Warum Hot-Swap funktionierte: Der Server war so konfiguriert, dass Festplatten im laufenden Betrieb getauscht werden können. Während des RAID-Rebuilds lief das System mit reduzierter Performance weiter - für die Benutzer kaum spuerbar.
Das Ergebnis
Um 06:00 Uhr begann die Frühschicht wie jeden Tag. Die 45 Produktionsmitarbeiter merkten nichts von dem naechtlichen Einsatz. Das ERP-System lief stabil, die Produktion startete planmaessig. Der RAID-Rebuild war um 09:30 Uhr abgeschlossen - im Hintergrund, ohne Einschränkungen.
Die Rechnung
Was wäre passiert, wenn die Festplatte während der Produktionszeit ausgefallen wäre?

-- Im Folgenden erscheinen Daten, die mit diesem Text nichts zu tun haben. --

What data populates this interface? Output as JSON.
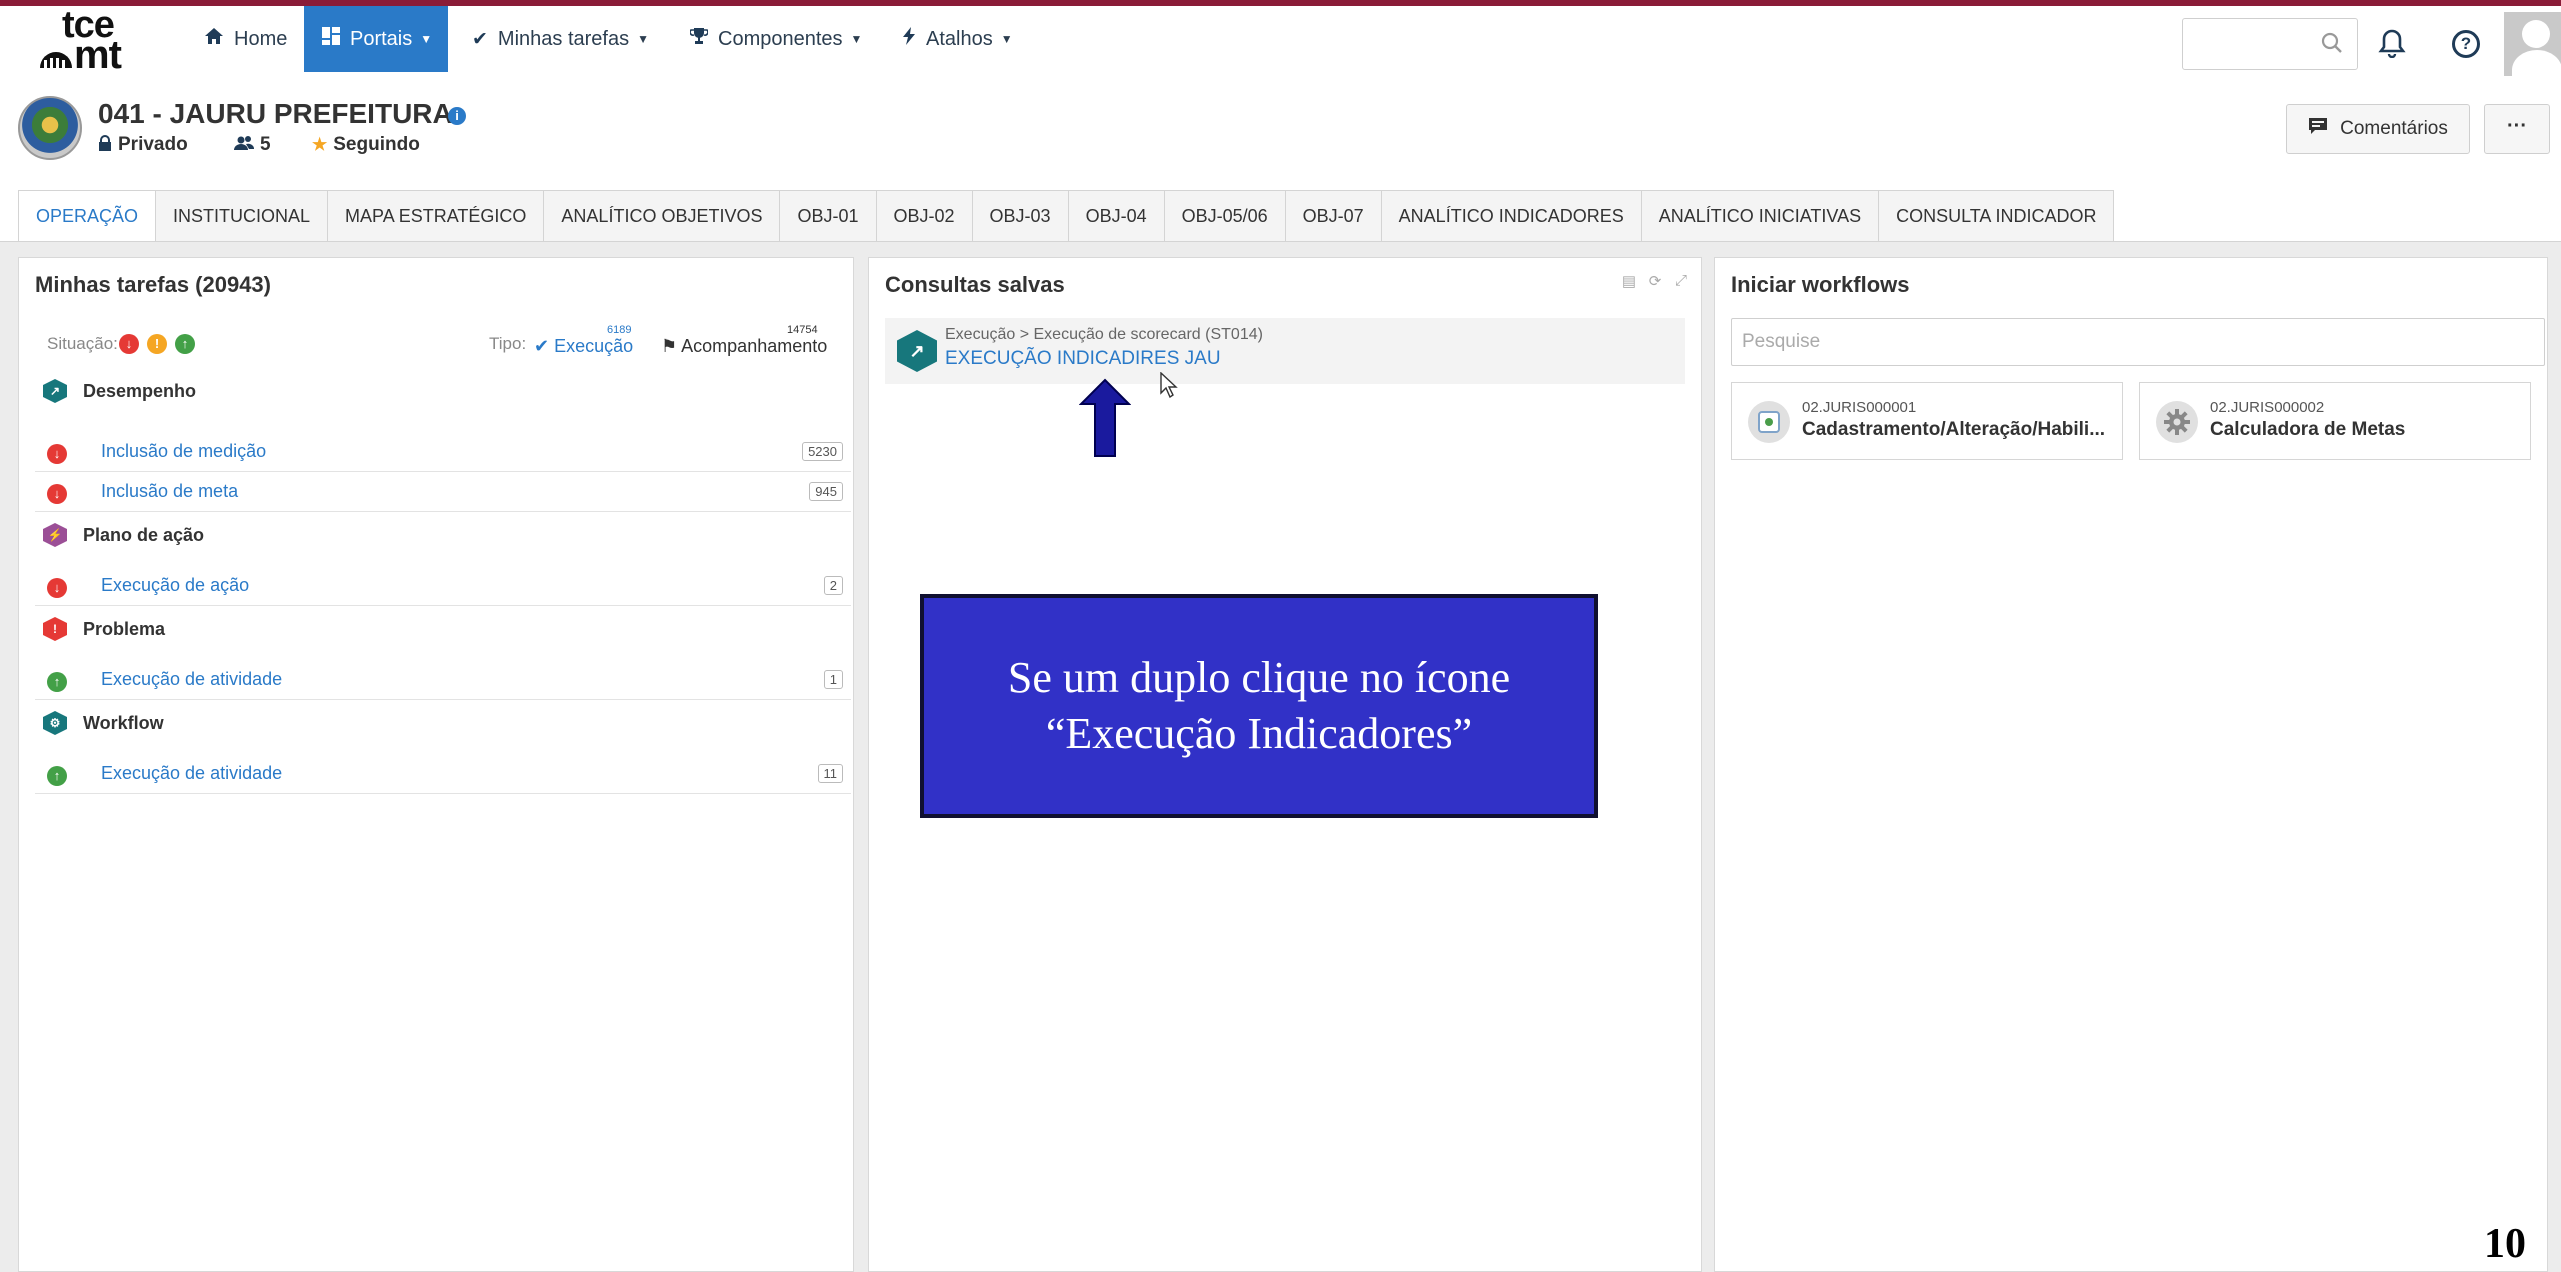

Eine Schaetzung basierend auf den Angaben des Kunden:
- Produktionsstillstand: Bei 45 Mitarbeitern und einem Stundensatz von 65 EUR ergeben sich rund 2.925 EUR pro Stunde Ausfall
- Lieferverzögerungen: Die Just-in-Time-Vereinbarungen sehen Konventionalstrafen von 500-2.000 EUR pro Stunde vor
- Kundenbeschwerden: Bei einem Totalausfall wären mindestens 3 Lieferungen betroffen gewesen
- Wiederherstellung: Ohne RAID-Redundanz hätte eine Restore-Aktion 4-8 Stunden gedauert
- Konservative Schaetzung: 4 Stunden Ausfall x 20.000 EUR Kosten = 80.000+ EUR direkter Schäden
Die Learnings
Dieser Vorfall verdeutlicht mehrere wichtige Punkte:
- SMART-Monitoring ist kein Nice-to-Have: Festplatten kuendigen ihren Ausfall oft an - aber nur, wenn man hinschaut
- 24/7 Monitoring zahlt sich aus: Der Alert um 02:47 Uhr gab uns 4 Stunden Vorlaufzeit - ohne Monitoring wäre der Ausfall erst um 06:15 Uhr bemerkt worden
- Ersatzteil-Management: Eine passende Festplatte auf Lager zu haben, sparte mindestens einen halben Tag
- Klare Eskalationswege: Die Entscheidung, den IT-Leiter nachts zu wecken, war richtig - und vorher so vereinbart
- Hot-Swap-Fähigkeit: Server richtig zu konfigurieren, ermöglichte den Tausch ohne Downtime
Fazit
Proaktives Monitoring ist keine Kostenposition, sondern eine Versicherung. In diesem Fall verhinderte eine Investition von wenigen hundert Euro pro Monat einen Schäden von geschaetzt 85.000 EUR. Der ROI? Unbezahlbar - zumindest für die 45 Mitarbeiter, die an diesem Morgen wie gewohnt ihre Arbeit beginnen konnten.